Os promotores listaram ainda uma série de ações irregulares no atendimento à ocorrência. Em uma das viaturas, o documento descreve que todos os ocupantes, exceto um, estavam com as baterias das câmeras portáteis descarregadas. "A única COP gravando, para não filmar a aproximação da viatura na lateral direita do carro da vítima, foi deixada em cima do banco com a lente para baixo", diz a denúncia.

O documento descreve ainda condutas adotadas por outros agentes que acabaram dificultando a captação de imagens e uma melhor visualização da ocorrência. Em dado momento, um policial que tentou se aproximar do local dos disparos teria sido inclusive impedido por dois outros agentes, segundo mostram as imagens da câmera corporal de um dos Pms.

Já um outro policial militar, ao perceber a movimentação no carro de Allan após os disparos, para não captar a ação, chegou a andar de costas, enquanto outro agente obstruiu a sua câmera portátil com as mãos por mais de meia hora, segundo a denúncia. Nas imagens reunidas no documento, um agente aparece retirando a COP de um dos bolsos após o encerramento da ocorrência.

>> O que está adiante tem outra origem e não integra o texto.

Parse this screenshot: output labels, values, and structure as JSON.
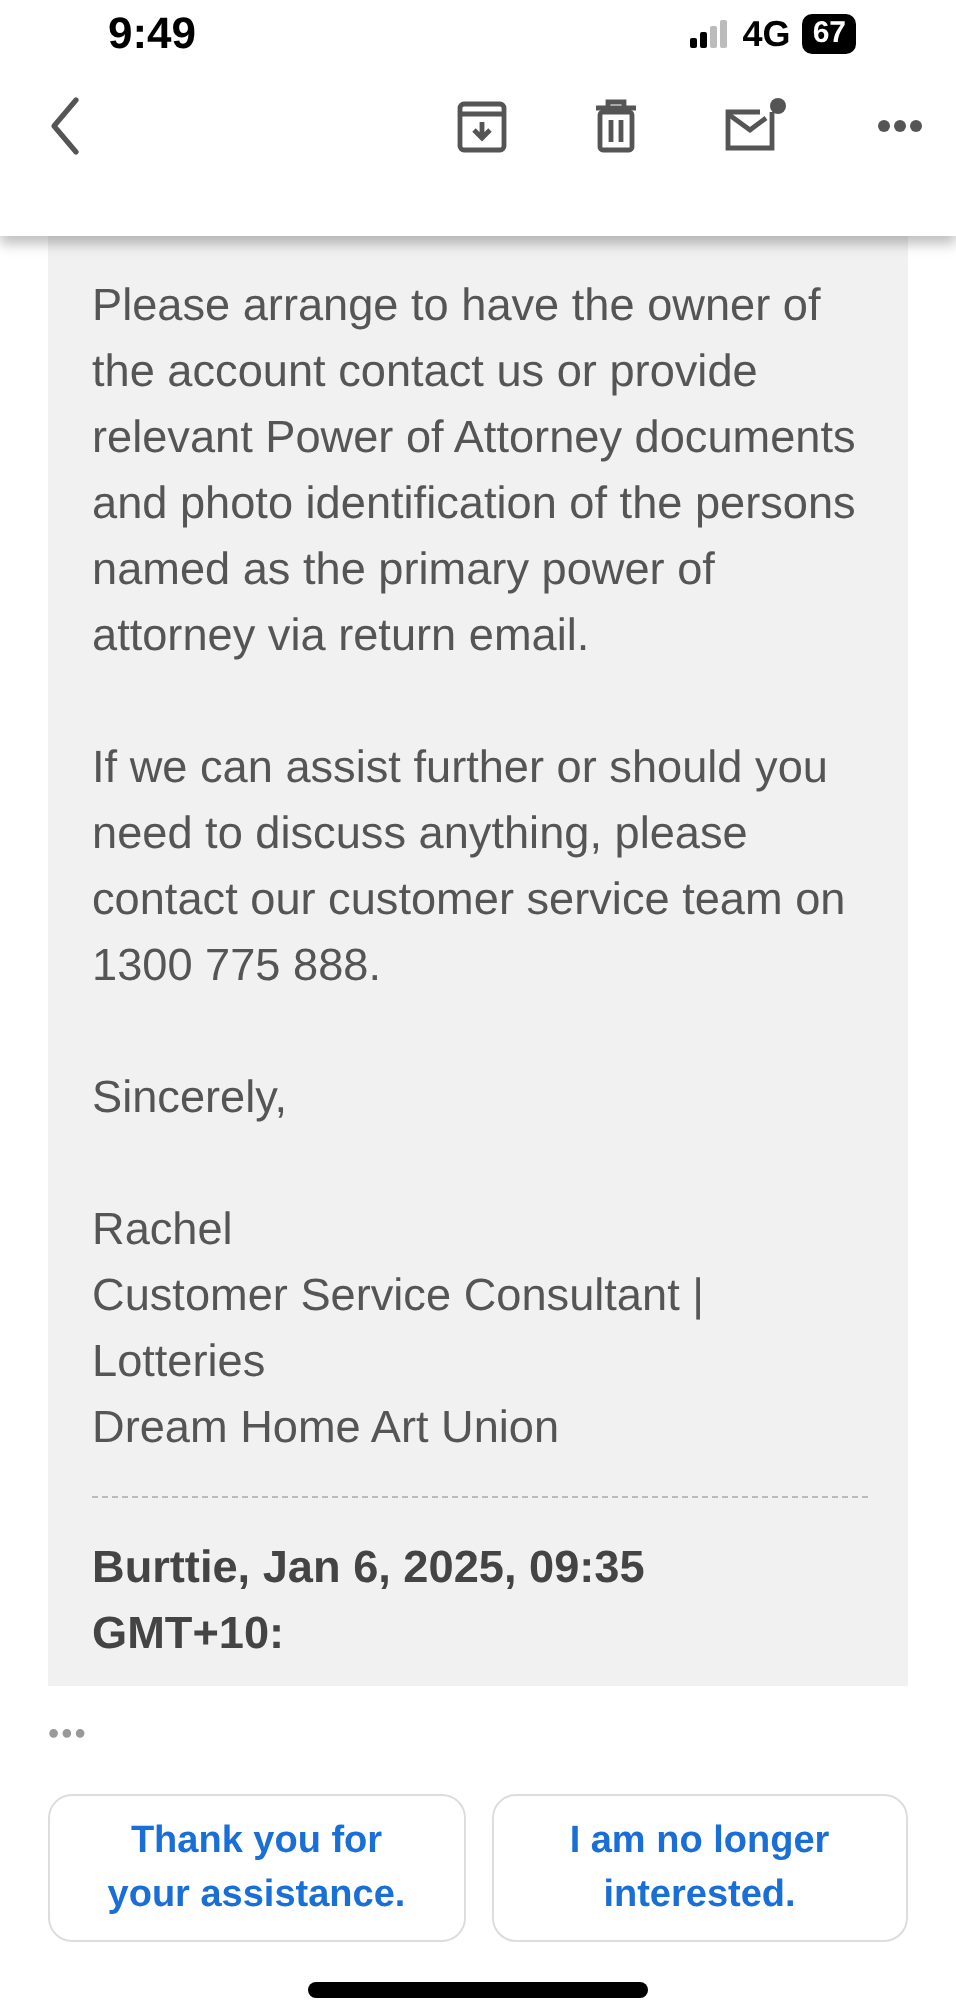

Diante das provas coletadas, o Ministério Público denunciou os policiais militares da Rota Diogo Souza Maia e Glauco Costa por homicídio qualificado, além de requerer a suspensão dos agentes. A reportagem ainda não encontrou a defesa dos acusados.

No último dia 21, o juiz Alexandre Betini, de Santos, aceitou as denúncias e aceitou parcialmente os pedidos: o magistrado determinou que os dois PMs denunciados passassem a fazer apenas trabalhos administrativos. Além disso, arquivou o processo contra outros dois agentes, que eram investigados por estarem na mesma viatura, porque eles não teriam participado efetivamente da morte.

Em nota, a Secretaria da Segurança Pública informou que todos os casos de morte em decorrência de intervenção policial (MDIP) "são rigorosamente investigados pelas forças de segurança", com acompanhamento das respectivas Corregedorias, Ministério Público e Poder Judiciário.

Como mostrou o Estadão, a polícia paulista matou neste ano 496 pessoas entre janeiro e setembro, o maior número para o período desde 2020, quando houve 575 óbitos desse tipo. Desde o ano passado, a alta da letalidade pelas forças de segurança foi impulsionada por operações policiais na Baixada Santista e, neste mês, chamaram a atenção os casos de Ryan Andrade, de 4 anos, e do estudante de Medicina Marco Aurélio Acosta, de 22, baleado na Vila Mariana, zona sul da capital.

A secretaria não se posicionou especificamente sobre as causas do aumento na letalidade policial este ano, mas afirmou que é uma instituição legalista que atua com rigor e não tolera nenhum desvio de conduta dos seus agentes. Em razão disso, afastou os policiais envolvidos na ocorrência que vitimou o estudante de Medicina e "investiga, por meio de Inquérito Policial Militar (IPM), todas as circunstâncias do ocorrido". A Polícia Civil também apura o caso.